From a technical perspective I think these probably are Ali's most well-rounded efforts. The body punching was as absent as always, but otherwise there weren't much of the flaws one typically associates with Ali. Even though he was physically pretty far from his prime (especially for the Norton rubber), I really like these two performances. Tactically smart as well, apart from rds 5 and 6 against Norton, which Ali basically threw away.

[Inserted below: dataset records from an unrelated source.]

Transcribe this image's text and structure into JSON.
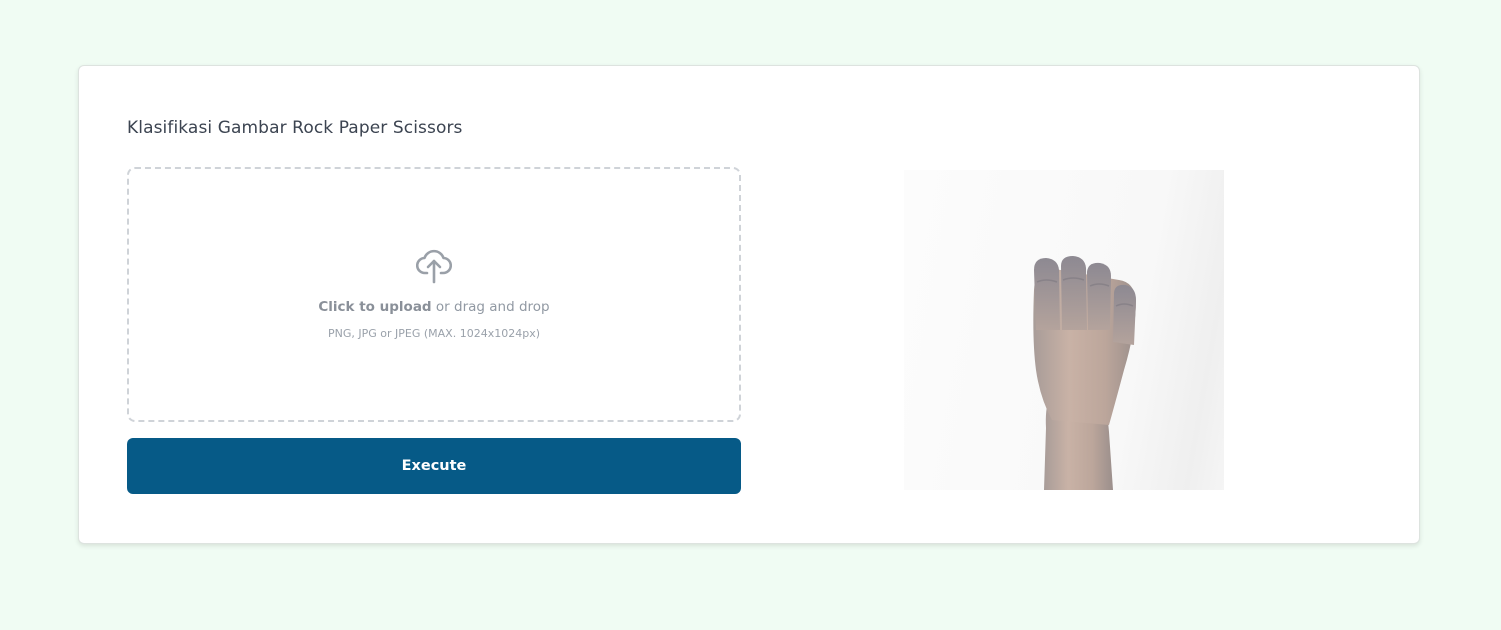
{
  "card": {
    "title": "Klasifikasi Gambar Rock Paper Scissors"
  },
  "upload": {
    "icon": "cloud-upload-icon",
    "click_label": "Click to upload",
    "drag_label": " or drag and drop",
    "hint": "PNG, JPG or JPEG (MAX. 1024x1024px)"
  },
  "execute_button": {
    "label": "Execute"
  },
  "preview": {
    "alt": "uploaded hand image (rock gesture)"
  },
  "colors": {
    "page_background": "#f0fcf3",
    "button": "#065a87"
  }
}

I thought he was pretty much the same fighter in both of these bouts and while many saw the second Norton go as even I had Ali a fairly clean winner. Joe had his style changed by Futch to attempt not taking as many punches but it cut down his punching rate way too much and Ali holding behind his neck stopped his body punching. Ali was in good shape for both, had spring in his legs and seemed to hurt Joe in the second round.

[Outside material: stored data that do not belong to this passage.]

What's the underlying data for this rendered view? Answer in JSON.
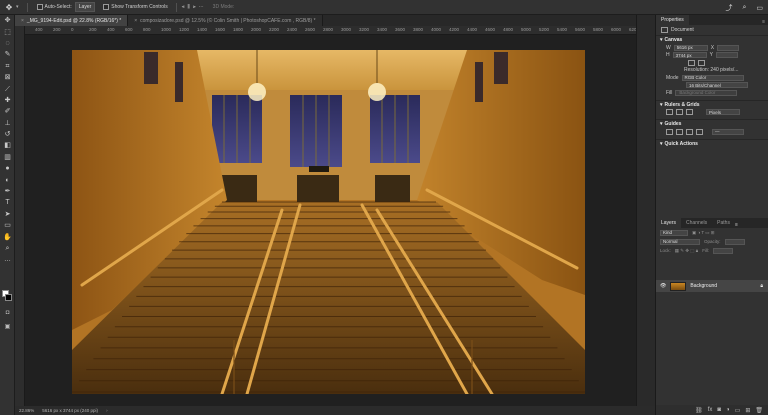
{
  "options_bar": {
    "tool_icon": "move-tool-icon",
    "auto_select_label": "Auto-Select:",
    "auto_select_target": "Layer",
    "transform_controls_label": "Show Transform Controls",
    "mode_3d_label": "3D Mode:",
    "right_icons": [
      "share-icon",
      "search-icon",
      "workspace-icon"
    ],
    "share_label": "Share"
  },
  "tabs": [
    {
      "label": "_MG_9194-Edit.psd @ 22.8% (RGB/16*) *",
      "active": true
    },
    {
      "label": "composizadore.psd @ 12.5% (© Colin Smith | PhotoshopCAFE.com , RGB/8) *",
      "active": false
    }
  ],
  "ruler_ticks": [
    "400",
    "200",
    "0",
    "200",
    "400",
    "600",
    "800",
    "1000",
    "1200",
    "1400",
    "1600",
    "1800",
    "2000",
    "2200",
    "2400",
    "2600",
    "2800",
    "3000",
    "3200",
    "3400",
    "3600",
    "3800",
    "4000",
    "4200",
    "4400",
    "4600",
    "4800",
    "5000",
    "5200",
    "5400",
    "5600",
    "5800",
    "6000",
    "6200"
  ],
  "status": {
    "zoom": "22.86%",
    "doc_info": "5616 px x 3744 px (240 ppi)"
  },
  "properties": {
    "tabs": [
      "Properties"
    ],
    "document_label": "Document",
    "canvas_section": "Canvas",
    "width_label": "W",
    "width_value": "5616 px",
    "height_label": "H",
    "height_value": "3744 px",
    "x_label": "X",
    "y_label": "Y",
    "resolution": "Resolution: 240 pixels/...",
    "mode_label": "Mode",
    "mode_value": "RGB Color",
    "depth_value": "16 Bits/Channel",
    "fill_label": "Fill",
    "fill_value": "Background Color",
    "rulers_section": "Rulers & Grids",
    "units_value": "Pixels",
    "guides_section": "Guides",
    "quick_actions_section": "Quick Actions"
  },
  "layers": {
    "tabs": [
      "Layers",
      "Channels",
      "Paths"
    ],
    "kind_label": "Kind",
    "blend_mode": "Normal",
    "opacity_label": "Opacity:",
    "lock_label": "Lock:",
    "fill_label": "Fill:",
    "items": [
      {
        "name": "Background",
        "visible": true,
        "locked": true
      }
    ]
  },
  "toolbar": {
    "tools": [
      "move",
      "artboard",
      "marquee",
      "lasso",
      "quick-select",
      "crop",
      "frame",
      "eyedropper",
      "spot-heal",
      "brush",
      "clone-stamp",
      "history-brush",
      "eraser",
      "gradient",
      "blur",
      "dodge",
      "pen",
      "type",
      "path-select",
      "rectangle",
      "hand",
      "zoom",
      "more"
    ],
    "foreground": "#ffffff",
    "background": "#000000"
  }
}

I think he lost something in Manilla. Less speed and pop to his punches for one thing afterwards. But the Norton rubber was his best performance post Manilla by some distance. He clearly was in top shape.
I never saw Ali throw more punches than in Manila. He was reeling off 20 punch combos like they were nothing. Don't know if they kept punch stats back then, but that had to have been his highest output ever and by a long shot. Not nearly as much punching in the Norton fight
It is the highest combined number ever recorded for a HW title fight I believe. Holy-Bowe has the highest on a per round basis. That two guys past their prime could produce those numbers in that heat is unbeliavable. I would think that Joe threw the majority of punches, though. Ali rested through extended periods of several rounds. Joe came on the whole time. In the Norton rubber, I think Ali did a very good job at keeping the pace down. Better than in the first two fights.